V. S. Naipaul, in his book Among the Believers: An Islamic Journey, describes hearing rumors while in Indonesia that when a paramilitary group would arrive to exterminate every person in some village, they would, incongruously, bring along a traditional gamelan orchestra.
V. S.奈保尔(V. S. Naipaul)在他的书《在信徒中:伊斯兰之旅》(Among the Believers: An Islamic Journey)中描述,他在印尼听到的流言称,当一个准军事组织到来,要消灭某个村庄的所有人时,他们会很不协调的带来一支传统的加美兰乐队。

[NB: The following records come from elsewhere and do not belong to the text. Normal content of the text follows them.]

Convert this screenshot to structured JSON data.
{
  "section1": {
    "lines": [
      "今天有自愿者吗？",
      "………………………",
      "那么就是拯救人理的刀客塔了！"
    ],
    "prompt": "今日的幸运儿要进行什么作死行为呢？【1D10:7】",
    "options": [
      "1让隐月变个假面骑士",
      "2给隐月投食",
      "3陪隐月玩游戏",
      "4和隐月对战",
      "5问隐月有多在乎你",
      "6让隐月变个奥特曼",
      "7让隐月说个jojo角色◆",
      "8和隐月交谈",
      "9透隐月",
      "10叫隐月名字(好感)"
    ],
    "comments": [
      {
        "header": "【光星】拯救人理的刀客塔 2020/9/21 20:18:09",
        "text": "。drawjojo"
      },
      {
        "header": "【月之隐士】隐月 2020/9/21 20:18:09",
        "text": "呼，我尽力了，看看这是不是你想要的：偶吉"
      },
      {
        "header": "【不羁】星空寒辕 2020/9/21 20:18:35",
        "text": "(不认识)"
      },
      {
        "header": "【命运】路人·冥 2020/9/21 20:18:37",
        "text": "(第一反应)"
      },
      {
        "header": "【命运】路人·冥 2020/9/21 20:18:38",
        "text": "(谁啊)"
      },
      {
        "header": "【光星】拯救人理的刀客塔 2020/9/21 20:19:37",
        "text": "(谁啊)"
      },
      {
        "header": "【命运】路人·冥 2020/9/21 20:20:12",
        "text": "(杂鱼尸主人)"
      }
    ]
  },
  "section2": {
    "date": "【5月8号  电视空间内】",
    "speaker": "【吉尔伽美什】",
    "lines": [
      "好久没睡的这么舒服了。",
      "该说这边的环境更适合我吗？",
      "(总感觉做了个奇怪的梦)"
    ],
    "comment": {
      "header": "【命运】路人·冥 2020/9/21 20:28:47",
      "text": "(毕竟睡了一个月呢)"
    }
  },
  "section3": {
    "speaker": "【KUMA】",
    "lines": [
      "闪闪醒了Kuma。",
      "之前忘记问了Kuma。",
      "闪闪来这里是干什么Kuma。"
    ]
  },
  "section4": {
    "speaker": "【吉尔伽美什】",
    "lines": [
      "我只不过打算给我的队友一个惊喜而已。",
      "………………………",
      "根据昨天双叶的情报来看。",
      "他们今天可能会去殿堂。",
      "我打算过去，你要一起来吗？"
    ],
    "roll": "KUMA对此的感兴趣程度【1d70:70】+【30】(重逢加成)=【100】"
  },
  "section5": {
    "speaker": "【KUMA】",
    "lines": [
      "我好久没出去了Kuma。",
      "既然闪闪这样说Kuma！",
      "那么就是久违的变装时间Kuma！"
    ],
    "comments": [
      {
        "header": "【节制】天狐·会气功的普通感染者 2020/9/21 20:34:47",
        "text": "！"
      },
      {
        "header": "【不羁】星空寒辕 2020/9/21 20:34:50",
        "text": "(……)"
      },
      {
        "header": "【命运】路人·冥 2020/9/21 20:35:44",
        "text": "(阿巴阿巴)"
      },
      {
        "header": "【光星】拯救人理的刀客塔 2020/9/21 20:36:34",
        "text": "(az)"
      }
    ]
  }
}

Eventually Naipaul encountered an unrepentant veteran of a massacre, and he asked him about the rumor. Yes, it is true. We would bring along gamelan musicians, singers, flutes, gongs, the whole shebang. Why? Why would you possibly do that? The man looked puzzled and gave what seemed to him a self-evident answer: “Well, to make it more beautiful.”
最终,奈保尔遇到了一名经历过大屠杀的顽固不化的老兵,他向他询问了这个谣言。
是的,这是真的。我们会带来佳美兰乐手,歌手,笛子,锣,所有的东西。为什么?你为什么要这么做?那人一脸迷惑,给出了一个似乎不言自明的答案:“嗯,为了让它更漂亮。”
Bamboo flutes, burning villages, the lollipop ballistics of maternal love. We have our work cut out for us, trying to understand the virtuosity with which we humans harm or care for one another, and how deeply intertwined the biology of the two can be.
竹笛,燃烧村庄,棒棒糖弹射母爱。我们有自己的工作要做,试图理解我们人类伤害或照顾彼此的技巧,以及这两者的生物学可以有多么紧密地交织在一起。